Passionnant sur le papier, ce projet déçoit une fois sur le plateau. La partition est monochrome et statique, la bande magnétique ne fait que créer une atmosphère sombre sans relief et la narration musicale est comme figée, l’écriture vocale s'avérant uniforme et atone, la mise en scène laisse la bride sur le cou aux protagonistes. Et si la comédienne réussit à convaincre le spectateur qui compatit volontiers à son drame et adhère à ses doutes et au cheminement de sa pensée, grâce à la performance impressionnante de Delphine Rudasigwa, on se lasse vite de la sonorisation outrancière dont elle est victime, d'autant plus que sa voix, au lieu d’être portée par la spatialisation promise, provient continuellement des mêmes sources, celles de haut-parleurs placés autour du cadre de scène, tant et si bien que, quoi qu’elle fasse et où qu’elle se trouve, la comédienne semble en permanence s’exprimer du même endroit, depuis le milieu du plateau, à l’avant-scène… La mezzo-soprano qui la dédouble, Marie-George Monet, est sous-employée, tant vocalement - elle psalmodie plutôt qu’elle chante, et toujours sur le même mode, la voix, plus naturelle que celle de son double de comédie car discrètement sonorisée -, que scéniquement - le metteur en scène la plantant tel un chou, ne sachant où se mettre ni comment se mouvoir, elle reste continûment figée. Les deux musiciens (la gambiste Emmanuelle Guigues et le joueur de lyra Stelios Petrakis) déplacent leur chaise de chez Ikea en fonction des besoins de la scénographie, mais dans un seul sens, vers le fond du plateau… Projetant des images noir et blanc, notamment de belles diapositives de forêt, la vidéo d’Emilie Aussel campe le décor sans être envahissante. 
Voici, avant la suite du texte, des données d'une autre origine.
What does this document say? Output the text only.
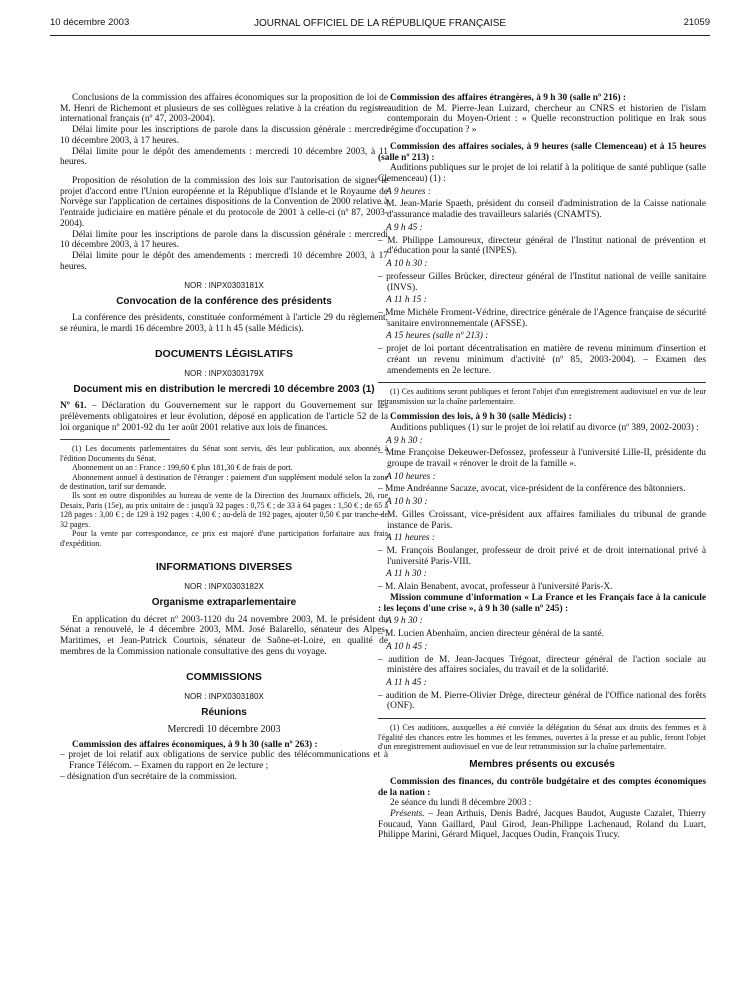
10 décembre 2003	JOURNAL OFFICIEL DE LA RÉPUBLIQUE FRANÇAISE	21059

Conclusions de la commission des affaires économiques sur la proposition de loi de M. Henri de Richemont et plusieurs de ses collègues relative à la création du registre international français (nº 47, 2003-2004).

Délai limite pour les inscriptions de parole dans la discussion générale : mercredi 10 décembre 2003, à 17 heures.

Délai limite pour le dépôt des amendements : mercredi 10 décembre 2003, à 11 heures.

Proposition de résolution de la commission des lois sur l'autorisation de signer le projet d'accord entre l'Union européenne et la République d'Islande et le Royaume de Norvège sur l'application de certaines dispositions de la Convention de 2000 relative à l'entraide judiciaire en matière pénale et du protocole de 2001 à celle-ci (nº 87, 2003-2004).

Délai limite pour les inscriptions de parole dans la discussion générale : mercredi 10 décembre 2003, à 17 heures.

Délai limite pour le dépôt des amendements : mercredi 10 décembre 2003, à 17 heures.

NOR : INPX0303181X
Convocation de la conférence des présidents

La conférence des présidents, constituée conformément à l'article 29 du règlement, se réunira, le mardi 16 décembre 2003, à 11 h 45 (salle Médicis).

DOCUMENTS LÉGISLATIFS
NOR : INPX0303179X
Document mis en distribution le mercredi 10 décembre 2003 (1)

Nº 61. – Déclaration du Gouvernement sur le rapport du Gouvernement sur les prélèvements obligatoires et leur évolution, déposé en application de l'article 52 de la loi organique nº 2001-92 du 1er août 2001 relative aux lois de finances.

(1) Les documents parlementaires du Sénat sont servis, dès leur publication, aux abonnés à l'édition Documents du Sénat.

Abonnement un an : France : 199,60 € plus 181,30 € de frais de port.

Abonnement annuel à destination de l'étranger : paiement d'un supplément modulé selon la zone de destination, tarif sur demande.

Ils sont en outre disponibles au bureau de vente de la Direction des Journaux officiels, 26, rue Desaix, Paris (15e), au prix unitaire de : jusqu'à 32 pages : 0,75 € ; de 33 à 64 pages : 1,50 € ; de 65 à 128 pages : 3,00 € ; de 129 à 192 pages : 4,00 € ; au-delà de 192 pages, ajouter 0,50 € par tranche de 32 pages.

Pour la vente par correspondance, ce prix est majoré d'une participation forfaitaire aux frais d'expédition.

INFORMATIONS DIVERSES
NOR : INPX0303182X
Organisme extraparlementaire

En application du décret nº 2003-1120 du 24 novembre 2003, M. le président du Sénat a renouvelé, le 4 décembre 2003, MM. José Balarello, sénateur des Alpes-Maritimes, et Jean-Patrick Courtois, sénateur de Saône-et-Loire, en qualité de membres de la Commission nationale consultative des gens du voyage.

COMMISSIONS
NOR : INPX0303180X
Réunions
Mercredi 10 décembre 2003

Commission des affaires économiques, à 9 h 30 (salle nº 263) :

– projet de loi relatif aux obligations de service public des télécommunications et à France Télécom. – Examen du rapport en 2e lecture ;

– désignation d'un secrétaire de la commission.

Commission des affaires étrangères, à 9 h 30 (salle nº 216) :

– audition de M. Pierre-Jean Luizard, chercheur au CNRS et historien de l'islam contemporain du Moyen-Orient : « Quelle reconstruction politique en Irak sous régime d'occupation ? »

Commission des affaires sociales, à 9 heures (salle Clemenceau) et à 15 heures (salle nº 213) :

Auditions publiques sur le projet de loi relatif à la politique de santé publique (salle Clemenceau) (1) :

A 9 heures :

– M. Jean-Marie Spaeth, président du conseil d'administration de la Caisse nationale d'assurance maladie des travailleurs salariés (CNAMTS).

A 9 h 45 :

– M. Philippe Lamoureux, directeur général de l'Institut national de prévention et d'éducation pour la santé (INPES).

A 10 h 30 :

– professeur Gilles Brücker, directeur général de l'Institut national de veille sanitaire (INVS).

A 11 h 15 :

– Mme Michèle Froment-Védrine, directrice générale de l'Agence française de sécurité sanitaire environnementale (AFSSE).

A 15 heures (salle nº 213) :

– projet de loi portant décentralisation en matière de revenu minimum d'insertion et créant un revenu minimum d'activité (nº 85, 2003-2004). – Examen des amendements en 2e lecture.

(1) Ces auditions seront publiques et feront l'objet d'un enregistrement audiovisuel en vue de leur retransmission sur la chaîne parlementaire.

Commission des lois, à 9 h 30 (salle Médicis) :

Auditions publiques (1) sur le projet de loi relatif au divorce (nº 389, 2002-2003) :

A 9 h 30 :

– Mme Françoise Dekeuwer-Defossez, professeur à l'université Lille-II, présidente du groupe de travail « rénover le droit de la famille ».

A 10 heures :

– Mme Andréanne Sacaze, avocat, vice-président de la conférence des bâtonniers.

A 10 h 30 :

– M. Gilles Croissant, vice-président aux affaires familiales du tribunal de grande instance de Paris.

A 11 heures :

– M. François Boulanger, professeur de droit privé et de droit international privé à l'université Paris-VIII.

A 11 h 30 :

– M. Alain Benabent, avocat, professeur à l'université Paris-X.

Mission commune d'information « La France et les Français face à la canicule : les leçons d'une crise », à 9 h 30 (salle nº 245) :

A 9 h 30 :

– M. Lucien Abenhaïm, ancien directeur général de la santé.

A 10 h 45 :

– audition de M. Jean-Jacques Trégoat, directeur général de l'action sociale au ministère des affaires sociales, du travail et de la solidarité.

A 11 h 45 :

– audition de M. Pierre-Olivier Drège, directeur général de l'Office national des forêts (ONF).

(1) Ces auditions, auxquelles a été conviée la délégation du Sénat aux droits des femmes et à l'égalité des chances entre les hommes et les femmes, ouvertes à la presse et au public, feront l'objet d'un enregistrement audiovisuel en vue de leur retransmission sur la chaîne parlementaire.

Membres présents ou excusés

Commission des finances, du contrôle budgétaire et des comptes économiques de la nation :

2e séance du lundi 8 décembre 2003 :

Présents. – Jean Arthuis, Denis Badré, Jacques Baudot, Auguste Cazalet, Thierry Foucaud, Yann Gaillard, Paul Girod, Jean-Philippe Lachenaud, Roland du Luart, Philippe Marini, Gérard Miquel, Jacques Oudin, François Trucy.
Reste à souhaiter à cette Orimita d'être retravaillée dans la perspective de sa reprise en 2014 au Théâtre de la Bastille à Paris… 

Bruno Serrou

1 commentaire:

  1. Je m’élève en faux contre ce jugement par trop lapidaire porté sur ce spectacle. Il n’y a ni monstration ni démonstration : il s’agit de traduire un état de violence, de barbarie mais en aucune manière d’en donner à voir la monstruosité. N‘est-ce point là la vocation de l’œuvre d’art d’être toujours au-delà des événements tels qu’ils se produisent ou se sont produits. N’était-ce point cette problématique admirablement posée et résolue dans les ouvrages de grands compositeurs dits engagés comme Luigi Dallapiccola ou Luigi Nono ? Relever le défi de dénoncer et de faire œuvre coûte que coûte. C’est cette sensibilité qui opère dans Orimita. Pas seulement narrer une histoire tragique, mais entrer dans l’univers mental de cette femme qui souffre jusqu’au dédoublement d’elle-même, jusqu’à la folie. En décrire la passion grâce à la musique qui, par ses univers variés (musiques d’origines diverses, ethnique, classique, etc.) vient creuser en nous des espaces d’empathie et d’humanité. Enfin, les différentes composantes (textes, scène, vidéo) s’agencent, s’intriquent, se mêlent dans une grande fluidité et porosité et donnent une qualité, une saveur particulière à l’ensemble. L’émotion affleure par touches précises et douces en même temps que nous est donnée à saisir une part de notre monde, ses conflits et ses atrocités.